A Beast without a Mask

A beast by definition is something you should be afraid of. Something that lurks in the shadows and grinds its sharp teeth at the sight of your slender figure moving along the narrow streets of Kaunas old town… His long pale tongue more than able to circle your throat at least three times before the initial shock fades as you’re struggling to gurgle out a gasp. His rock-covered skin, smooth as the stones in the river Nemunas covered with moss and cold as the touch of January wind on your reddish cheeks… the reddish that would so instantly fade from your face, leaving it pale and white, sometimes ice-blue with fear, if you ever managed to see the snout of this beast. The snake-like teeth sticking out of a rectangular mouth and eyes… the eyes that are said to have seen so much and for so long that everything and everyone that now attracts their attention is simply regarded as a faded memory in the making of history… yes, what an absolutely dreadful beast it is. Cruel, deceptive, cold-blooded, and everything else you can imagine, without actually seeing it… as it happens, people tend to make assumptions when the only facts are those born in the depths of their gloomiest imagination. Such was Kaunas beast, an image that has been formed for centuries to come, a monster, as they said, that shifts form and moves as fast as the fish in Nemunas, a beast, a creature of the past that does not want to let go… little did they know, and much did people so ingeniously fear to find out, what the beast of Kaunas was really about…in the Spring of 2020, however, this mystic creature decided to show its true form…
The decision was no less awkward and usual than the situation itself. At the end of 2019, a horrific virus started spreading all around the World and it crossed Lithuanian borders in the next couple of months. On March 16th Kaunas went into a lockdown state and one by one people locked themselves with three different sets of keys and some even shut all windows. The city started resembling a dessert at midnight – still and mystical. Even the beast of Kaunas, which had always been hiding in the middle of wild-flower filled fields, in the deepest point of Nemunas or at the tops of the highest Lithuanian Oaks, began wondering what had happened.

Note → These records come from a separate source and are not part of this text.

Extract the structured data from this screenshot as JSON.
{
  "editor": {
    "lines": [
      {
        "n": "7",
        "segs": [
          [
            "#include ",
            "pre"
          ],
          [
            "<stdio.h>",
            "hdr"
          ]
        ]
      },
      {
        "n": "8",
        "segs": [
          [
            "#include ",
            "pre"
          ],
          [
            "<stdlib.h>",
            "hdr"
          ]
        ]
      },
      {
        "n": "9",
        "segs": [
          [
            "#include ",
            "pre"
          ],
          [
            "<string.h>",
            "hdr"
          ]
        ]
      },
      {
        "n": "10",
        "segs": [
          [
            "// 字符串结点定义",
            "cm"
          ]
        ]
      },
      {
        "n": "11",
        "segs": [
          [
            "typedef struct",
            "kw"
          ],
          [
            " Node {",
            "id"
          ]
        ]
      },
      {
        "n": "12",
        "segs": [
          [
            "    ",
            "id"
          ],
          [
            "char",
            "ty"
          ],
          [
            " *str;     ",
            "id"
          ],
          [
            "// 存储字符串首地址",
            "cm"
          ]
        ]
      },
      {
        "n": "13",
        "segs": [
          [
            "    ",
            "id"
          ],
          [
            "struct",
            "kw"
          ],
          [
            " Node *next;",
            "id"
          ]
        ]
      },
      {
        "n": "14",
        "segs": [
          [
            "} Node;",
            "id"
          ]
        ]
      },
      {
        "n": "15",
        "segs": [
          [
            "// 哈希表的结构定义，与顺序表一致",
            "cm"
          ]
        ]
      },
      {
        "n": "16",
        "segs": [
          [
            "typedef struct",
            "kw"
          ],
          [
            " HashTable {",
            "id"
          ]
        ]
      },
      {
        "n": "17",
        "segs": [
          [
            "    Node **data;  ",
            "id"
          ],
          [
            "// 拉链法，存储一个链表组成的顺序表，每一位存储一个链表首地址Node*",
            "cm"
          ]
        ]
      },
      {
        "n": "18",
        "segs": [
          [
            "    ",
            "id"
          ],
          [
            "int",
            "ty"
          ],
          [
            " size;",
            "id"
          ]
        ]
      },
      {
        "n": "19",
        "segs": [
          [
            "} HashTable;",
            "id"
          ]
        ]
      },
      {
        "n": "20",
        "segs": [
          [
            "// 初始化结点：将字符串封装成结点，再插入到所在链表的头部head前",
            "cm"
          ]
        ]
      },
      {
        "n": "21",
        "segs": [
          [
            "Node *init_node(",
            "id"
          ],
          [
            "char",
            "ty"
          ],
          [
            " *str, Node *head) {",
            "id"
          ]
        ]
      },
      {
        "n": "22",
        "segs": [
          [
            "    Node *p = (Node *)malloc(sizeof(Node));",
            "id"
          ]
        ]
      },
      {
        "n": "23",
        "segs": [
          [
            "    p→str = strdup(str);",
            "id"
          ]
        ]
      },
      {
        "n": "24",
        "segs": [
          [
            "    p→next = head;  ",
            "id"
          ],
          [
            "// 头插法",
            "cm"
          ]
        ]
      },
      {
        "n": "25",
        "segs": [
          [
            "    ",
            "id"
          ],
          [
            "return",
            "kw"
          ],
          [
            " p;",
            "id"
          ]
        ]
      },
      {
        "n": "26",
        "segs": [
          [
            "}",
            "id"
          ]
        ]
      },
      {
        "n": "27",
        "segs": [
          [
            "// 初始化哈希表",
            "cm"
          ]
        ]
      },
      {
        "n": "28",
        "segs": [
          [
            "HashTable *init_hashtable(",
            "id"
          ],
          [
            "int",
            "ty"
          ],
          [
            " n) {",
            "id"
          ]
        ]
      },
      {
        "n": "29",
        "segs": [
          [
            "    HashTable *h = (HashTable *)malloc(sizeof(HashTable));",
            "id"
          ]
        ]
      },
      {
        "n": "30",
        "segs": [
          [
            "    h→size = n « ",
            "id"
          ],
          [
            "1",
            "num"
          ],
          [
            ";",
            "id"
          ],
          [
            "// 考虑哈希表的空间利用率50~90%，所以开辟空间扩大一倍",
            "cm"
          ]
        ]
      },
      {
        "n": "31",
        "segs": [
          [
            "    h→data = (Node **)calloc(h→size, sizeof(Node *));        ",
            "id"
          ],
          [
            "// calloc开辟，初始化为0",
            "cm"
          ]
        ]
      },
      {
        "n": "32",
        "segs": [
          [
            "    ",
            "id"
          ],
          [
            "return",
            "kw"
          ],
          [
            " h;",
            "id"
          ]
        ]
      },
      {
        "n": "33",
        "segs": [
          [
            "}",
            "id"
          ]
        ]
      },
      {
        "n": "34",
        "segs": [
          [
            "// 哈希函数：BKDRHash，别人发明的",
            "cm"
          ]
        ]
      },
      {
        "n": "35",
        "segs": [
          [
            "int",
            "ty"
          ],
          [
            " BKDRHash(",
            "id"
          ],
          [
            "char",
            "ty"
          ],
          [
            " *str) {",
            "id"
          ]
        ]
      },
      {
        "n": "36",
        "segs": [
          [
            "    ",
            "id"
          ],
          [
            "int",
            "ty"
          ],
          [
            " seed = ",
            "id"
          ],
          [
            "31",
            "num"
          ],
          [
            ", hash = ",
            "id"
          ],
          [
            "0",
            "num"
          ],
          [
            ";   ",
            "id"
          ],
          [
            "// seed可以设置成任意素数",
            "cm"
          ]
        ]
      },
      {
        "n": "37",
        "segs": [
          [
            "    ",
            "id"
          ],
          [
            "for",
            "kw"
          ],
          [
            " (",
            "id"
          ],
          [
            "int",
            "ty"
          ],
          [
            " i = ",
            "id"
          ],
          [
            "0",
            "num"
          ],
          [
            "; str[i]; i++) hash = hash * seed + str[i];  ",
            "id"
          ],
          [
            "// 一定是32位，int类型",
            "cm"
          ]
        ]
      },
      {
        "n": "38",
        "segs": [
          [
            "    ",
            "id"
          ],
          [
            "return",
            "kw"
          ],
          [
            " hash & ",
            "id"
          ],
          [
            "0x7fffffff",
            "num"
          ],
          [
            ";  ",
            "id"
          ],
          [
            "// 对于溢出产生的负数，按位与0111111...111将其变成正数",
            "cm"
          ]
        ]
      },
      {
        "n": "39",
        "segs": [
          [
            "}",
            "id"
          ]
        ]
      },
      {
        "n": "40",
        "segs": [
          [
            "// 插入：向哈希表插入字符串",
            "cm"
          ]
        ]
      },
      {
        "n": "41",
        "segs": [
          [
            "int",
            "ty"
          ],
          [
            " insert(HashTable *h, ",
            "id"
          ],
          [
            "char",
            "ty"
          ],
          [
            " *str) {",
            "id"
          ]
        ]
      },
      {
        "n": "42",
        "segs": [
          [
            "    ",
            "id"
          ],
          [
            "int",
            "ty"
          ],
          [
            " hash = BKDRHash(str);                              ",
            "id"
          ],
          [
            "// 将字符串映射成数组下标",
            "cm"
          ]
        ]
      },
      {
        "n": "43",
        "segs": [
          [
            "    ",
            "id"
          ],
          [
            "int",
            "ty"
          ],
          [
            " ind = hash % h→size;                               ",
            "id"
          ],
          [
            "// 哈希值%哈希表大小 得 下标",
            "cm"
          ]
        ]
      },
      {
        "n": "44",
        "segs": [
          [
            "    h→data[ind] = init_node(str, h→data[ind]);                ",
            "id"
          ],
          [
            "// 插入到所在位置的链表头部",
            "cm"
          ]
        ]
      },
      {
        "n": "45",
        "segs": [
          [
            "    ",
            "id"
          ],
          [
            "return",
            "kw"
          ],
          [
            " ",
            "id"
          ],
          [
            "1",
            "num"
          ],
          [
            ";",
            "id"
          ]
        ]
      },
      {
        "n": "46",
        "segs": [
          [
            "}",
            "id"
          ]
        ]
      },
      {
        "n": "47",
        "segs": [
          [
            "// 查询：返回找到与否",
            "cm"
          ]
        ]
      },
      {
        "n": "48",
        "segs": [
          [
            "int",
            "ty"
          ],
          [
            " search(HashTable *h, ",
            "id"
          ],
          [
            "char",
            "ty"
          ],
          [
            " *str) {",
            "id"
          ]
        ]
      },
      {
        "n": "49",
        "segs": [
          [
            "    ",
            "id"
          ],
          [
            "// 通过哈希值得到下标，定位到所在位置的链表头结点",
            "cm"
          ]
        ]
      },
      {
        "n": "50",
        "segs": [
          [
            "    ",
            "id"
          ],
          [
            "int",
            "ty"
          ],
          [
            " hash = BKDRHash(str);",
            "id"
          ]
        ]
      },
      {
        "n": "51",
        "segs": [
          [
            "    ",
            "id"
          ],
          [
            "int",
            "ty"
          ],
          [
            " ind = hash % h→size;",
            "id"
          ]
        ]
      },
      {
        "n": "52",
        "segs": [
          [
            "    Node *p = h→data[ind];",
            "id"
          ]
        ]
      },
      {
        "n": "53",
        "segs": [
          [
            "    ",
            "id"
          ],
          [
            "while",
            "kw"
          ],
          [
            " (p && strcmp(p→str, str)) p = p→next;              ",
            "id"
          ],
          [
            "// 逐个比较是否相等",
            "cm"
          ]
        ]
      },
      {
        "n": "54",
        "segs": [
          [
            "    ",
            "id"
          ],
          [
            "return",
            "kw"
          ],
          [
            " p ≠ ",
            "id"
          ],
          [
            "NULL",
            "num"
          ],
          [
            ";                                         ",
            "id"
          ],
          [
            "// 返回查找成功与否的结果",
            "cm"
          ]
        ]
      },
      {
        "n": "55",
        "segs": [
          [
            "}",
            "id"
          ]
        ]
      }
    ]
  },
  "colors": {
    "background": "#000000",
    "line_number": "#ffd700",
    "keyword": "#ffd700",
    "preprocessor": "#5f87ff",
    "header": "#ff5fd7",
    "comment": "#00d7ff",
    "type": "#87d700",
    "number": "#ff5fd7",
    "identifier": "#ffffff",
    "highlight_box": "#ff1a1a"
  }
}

Kaunas is usually overfilled with teenage girls gossiping in near Žalgiris arena with cups of iced coffee in their nail-polished hands, youngsters gather in rollerblade or bicycle-lover groups, newlyweds smile in front of their relatives toasting to their future prosperity and happiness in the town hall… Now, however, the city went silent.
The beast decided to drag his scally tale and everything that’s attached to it, outside and take a look. He had his doubts, of course… The first time he came out of the water, where he used to have his permanent residence, was when he met a girl named Eglė and fell in love. Being a foreigner… foreign by all his nature…he was not accepted by Eglė’s parents and shamefully remembers his love story exploited in the pages of children literature… Žilvinas was how people called him then. The second time was even more shameful… He set up a small nest in the exact spot where rivers Nemunas and Neris meet…. he would emerge from the water and chirp and chatter love songs, for the girl he had once loved… not long after couples started coming to that enchanted river junction to listen to his heart-warming songs while promising each other true love. The beast could not take it – he moved again. And now, only now, he left his lurking-place for the first time in 230 years…
Everyone was in masks – they were all hiding their faces, just as the beast has done for so many centuries…and there was something wrong. ‘The air doesn’t smell right,’- he thought… ‘It’s sick.’ The beast could sense the virus taking both hope and health from the citizens of Kaunas… Thus, being pure at heart, he decided to help the people in his home city. Each morning he would roam the streets of Kaunas gathering virus-particles with his enormous jaws. It took him at least one and a half months to clean the air again…and as he did so, people started coming back…at first, one by one; then in smaller groups and finally the city was alive again. And nobody, absolutely nobody knew what the beast of Kaunas had done. How he thought that adversity that had struck the heart of Lithuania. Maybe nobody needs to know? Yet, the creature rests now… and, by my own definition, definitely not a beast to be feared of… a friend…the guardian of Kaunas.